Osez Le Féminisme ! Invite À Signaler Jean-Marie Bigard Chez Touche Pas À Mon Poste Au CSA

Osez le Féminisme ! encourage le public à  signaler au CSA le passage de Jean Marie Bigard lundi 11 février dans l’émission touche pas à mon poste.
Pour ce faire, nous proposons des éléments “clés en main” pour effectuer un signalement au CSA sur  leur formulaire en ligne.

Nous espérons que de très nombreuses personnes choisiront de signaler cette séquence et proposeront à leur entourage d’en faire de même. Nous n’en pouvons plus de subir la culture du viol, rouage de la stratégie des agresseurs et de leur impunité, à la télévision. L’émission animée par Cyril Hanouna diffuse des séquences révoltantes à intervalles réguliers : nous demandons au CSA d’intervenir de manière ferme et exemplaire.

Éléments proposés pour signalement au CSA

  • Particulier (vous êtes)
  • Service de télévision (votre saisine concerne)
  • C8 (la chaîne)
  • Touche Pas à Mon Poste (le nom du programme)
  • 11.02.2019 (la date de diffusion)
  • 21h15 (l’heure approximative de précision)
  • Les droits des femmes (votre saisine concerne)
  • Détails de la saisine :
Le 11 février 2019, l’humoriste Jean-Marie Bigard était l’invité de l’émission Touche Pas à Mon Poste, animée par Cyril Hanouna. L’un comme l’autre ne se sont pas illustrés dans le passé pour leur bienveillance ou leur participation à la défense des droits des femmes. La séquence qui va suivre prouve que la culture du viol a encore toute sa place sur ce plateau.

La fin de l’émission approche, quand Cyril Hanouna propose à Jean-Marie Bigard de raconter une blague.

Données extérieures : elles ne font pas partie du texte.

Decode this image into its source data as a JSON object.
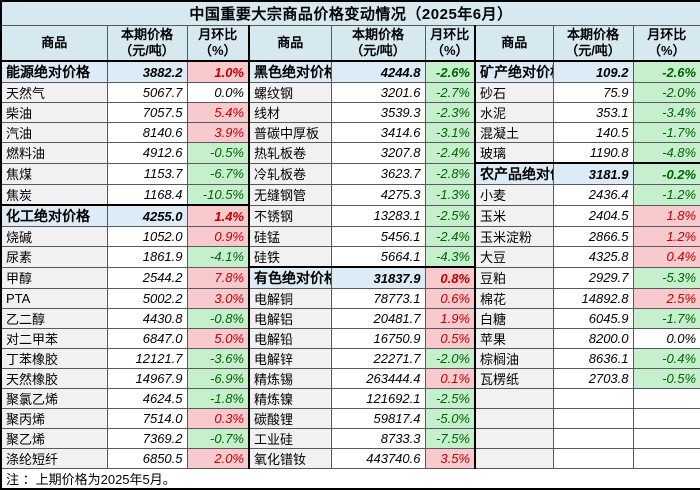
{
  "title": "中国重要大宗商品价格变动情况（2025年6月）",
  "header": {
    "commodity": "商品",
    "price_line1": "本期价格",
    "price_line2": "（元/吨）",
    "mom_line1": "月环比",
    "mom_line2": "（%）"
  },
  "note": "注 ：上期价格为2025年5月。",
  "colors": {
    "header_bg": "#D6E9F1",
    "section_bg": "#DCEBF5",
    "name_column_bg": "#F1F1F1",
    "increase_bg": "#F8C9CD",
    "increase_text": "#C00000",
    "decrease_bg": "#C6EFCE",
    "decrease_text": "#006400"
  },
  "chart_data": {
    "type": "table",
    "columns": [
      "商品",
      "本期价格（元/吨）",
      "月环比（%）"
    ],
    "groups": [
      {
        "rows": [
          {
            "name": "能源绝对价格",
            "price": "3882.2",
            "mom": "1.0%",
            "section": true
          },
          {
            "name": "天然气",
            "price": "5067.7",
            "mom": "0.0%"
          },
          {
            "name": "柴油",
            "price": "7057.5",
            "mom": "5.4%"
          },
          {
            "name": "汽油",
            "price": "8140.6",
            "mom": "3.9%"
          },
          {
            "name": "燃料油",
            "price": "4912.6",
            "mom": "-0.5%"
          },
          {
            "name": "焦煤",
            "price": "1153.7",
            "mom": "-6.7%"
          },
          {
            "name": "焦炭",
            "price": "1168.4",
            "mom": "-10.5%"
          },
          {
            "name": "化工绝对价格",
            "price": "4255.0",
            "mom": "1.4%",
            "section": true
          },
          {
            "name": "烧碱",
            "price": "1052.0",
            "mom": "0.9%"
          },
          {
            "name": "尿素",
            "price": "1861.9",
            "mom": "-4.1%"
          },
          {
            "name": "甲醇",
            "price": "2544.2",
            "mom": "7.8%"
          },
          {
            "name": "PTA",
            "price": "5002.2",
            "mom": "3.0%"
          },
          {
            "name": "乙二醇",
            "price": "4430.8",
            "mom": "-0.8%"
          },
          {
            "name": "对二甲苯",
            "price": "6847.0",
            "mom": "5.0%"
          },
          {
            "name": "丁苯橡胶",
            "price": "12121.7",
            "mom": "-3.6%"
          },
          {
            "name": "天然橡胶",
            "price": "14967.9",
            "mom": "-6.9%"
          },
          {
            "name": "聚氯乙烯",
            "price": "4624.5",
            "mom": "-1.8%"
          },
          {
            "name": "聚丙烯",
            "price": "7514.0",
            "mom": "0.3%"
          },
          {
            "name": "聚乙烯",
            "price": "7369.2",
            "mom": "-0.7%"
          },
          {
            "name": "涤纶短纤",
            "price": "6850.5",
            "mom": "2.0%"
          }
        ]
      },
      {
        "rows": [
          {
            "name": "黑色绝对价格",
            "price": "4244.8",
            "mom": "-2.6%",
            "section": true
          },
          {
            "name": "螺纹钢",
            "price": "3201.6",
            "mom": "-2.7%"
          },
          {
            "name": "线材",
            "price": "3539.3",
            "mom": "-2.3%"
          },
          {
            "name": "普碳中厚板",
            "price": "3414.6",
            "mom": "-3.1%"
          },
          {
            "name": "热轧板卷",
            "price": "3207.8",
            "mom": "-2.4%"
          },
          {
            "name": "冷轧板卷",
            "price": "3623.7",
            "mom": "-2.8%"
          },
          {
            "name": "无缝钢管",
            "price": "4275.3",
            "mom": "-1.3%"
          },
          {
            "name": "不锈钢",
            "price": "13283.1",
            "mom": "-2.5%"
          },
          {
            "name": "硅锰",
            "price": "5456.1",
            "mom": "-2.4%"
          },
          {
            "name": "硅铁",
            "price": "5664.1",
            "mom": "-4.3%"
          },
          {
            "name": "有色绝对价格",
            "price": "31837.9",
            "mom": "0.8%",
            "section": true
          },
          {
            "name": "电解铜",
            "price": "78773.1",
            "mom": "0.6%"
          },
          {
            "name": "电解铝",
            "price": "20481.7",
            "mom": "1.9%"
          },
          {
            "name": "电解铅",
            "price": "16750.9",
            "mom": "0.5%"
          },
          {
            "name": "电解锌",
            "price": "22271.7",
            "mom": "-2.0%"
          },
          {
            "name": "精炼锡",
            "price": "263444.4",
            "mom": "0.1%"
          },
          {
            "name": "精炼镍",
            "price": "121692.1",
            "mom": "-2.5%"
          },
          {
            "name": "碳酸锂",
            "price": "59817.4",
            "mom": "-5.0%"
          },
          {
            "name": "工业硅",
            "price": "8733.3",
            "mom": "-7.5%"
          },
          {
            "name": "氧化镨钕",
            "price": "443740.6",
            "mom": "3.5%"
          }
        ]
      },
      {
        "rows": [
          {
            "name": "矿产绝对价格",
            "price": "109.2",
            "mom": "-2.6%",
            "section": true
          },
          {
            "name": "砂石",
            "price": "75.9",
            "mom": "-2.0%"
          },
          {
            "name": "水泥",
            "price": "353.1",
            "mom": "-3.4%"
          },
          {
            "name": "混凝土",
            "price": "140.5",
            "mom": "-1.7%"
          },
          {
            "name": "玻璃",
            "price": "1190.8",
            "mom": "-4.8%"
          },
          {
            "name": "农产品绝对价格",
            "price": "3181.9",
            "mom": "-0.2%",
            "section": true
          },
          {
            "name": "小麦",
            "price": "2436.4",
            "mom": "-1.2%"
          },
          {
            "name": "玉米",
            "price": "2404.5",
            "mom": "1.8%"
          },
          {
            "name": "玉米淀粉",
            "price": "2866.5",
            "mom": "1.2%"
          },
          {
            "name": "大豆",
            "price": "4325.8",
            "mom": "0.4%"
          },
          {
            "name": "豆粕",
            "price": "2929.7",
            "mom": "-5.3%"
          },
          {
            "name": "棉花",
            "price": "14892.8",
            "mom": "2.5%"
          },
          {
            "name": "白糖",
            "price": "6045.9",
            "mom": "-1.7%"
          },
          {
            "name": "苹果",
            "price": "8200.0",
            "mom": "0.0%"
          },
          {
            "name": "棕榈油",
            "price": "8636.1",
            "mom": "-0.4%"
          },
          {
            "name": "瓦楞纸",
            "price": "2703.8",
            "mom": "-0.5%"
          }
        ]
      }
    ]
  }
}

Celui-ci prévient que la “plaisanterie” est violente : “[la blague] est terrible, tout le monde va se faire virer”.
En guise d'”histoire drôle”, Jean-Marie Bigard choisit de faire rire contre une femme qui se plaint – à tort, selon lui – d’une “déchirure” auprès d’un médecin qui va utiliser son statut professionnel de pouvoir commettre contre elle un viol aggravé, tout en soulignant son intention sadique contre la victime. Le violeur dit à la victime de la manière la plus terrorisante possible qu’il veut la mutiler et c’est cela même qui semble constituer pour Jean-Marie Bigard le ressort comique de l’histoire. “Il arrive. Il la chope par le chignon. Et là, clac, sur son bureau. Il défouraille ! Il l’attrape par les hanches et il l’encule ! A sec ! Voilà, ça c’est une déchirure !”

En 2019, il faut donc encore expliquer en quoi la description d’un viol dans le milieu médical n’a rien de drôle ? Cette blague n’est pas seulement terrible, elle cherche à rendre risibles les violences sexuelles commises contre les femmes. Quels sont les mécanismes de ce supposé humour ? L’humiliation des femmes, la déconsidération des violences masculines et des traumatismes qu’elles entraînent. Quelques semaines après la sortie du rapport sur le HCE faisant état du sexisme en France, en proposant notamment une analyse du prétexte humoristique pour entretenir la culture du viol, une telle séquence, orchestrée dans une émission populaire, doit être sévèrement punie. Il n’y a là aucun humour, mais une mise en scène de la brutalité sexiste contre les femmes. Pour inverser la honte, les violeurs poussent souvent leur entourage à rire contre les victimes, que ce soit dans la famille, au travail, dans une production culturelle ou dans les médias, ce qui scelle le verrouillage du secret et la coupure d’empathie contre les victimes. L’intervention de Jean-Marie Bigard est telle que nous invitons la justice à se saisir, notamment des délits de provocation à commettre un crime et de provocation à commettre un crime directement à destination de mineur.e.s.
En effet, cette mise en scène est encadrée par une série de faux avertissements, de la part de Jean-Marie Bigard (“elle est terrible”), et avec l’apposition de la pastille “moins de 10 ans” à l’écran. En conclusion on trouve une fausse repentance de l’animateur Cyril Hanouna, qui après avoir fait mine de quitter le plateau, après avoir souri, déclare “on ne cautionne pas”. Le passage a également été coupé du replay de l’émission.

En deçà de 10 ans comme au-delà, qui trouve encore à rire avec le récit d’un viol ?

A priori nos « droits personnels » tels que définis par le CSA ne sont pas atteints. Mais en tant que femme, patiente, victime de violence sexuelle… Beaucoup de femmes sont très directement blessées par cette séquence.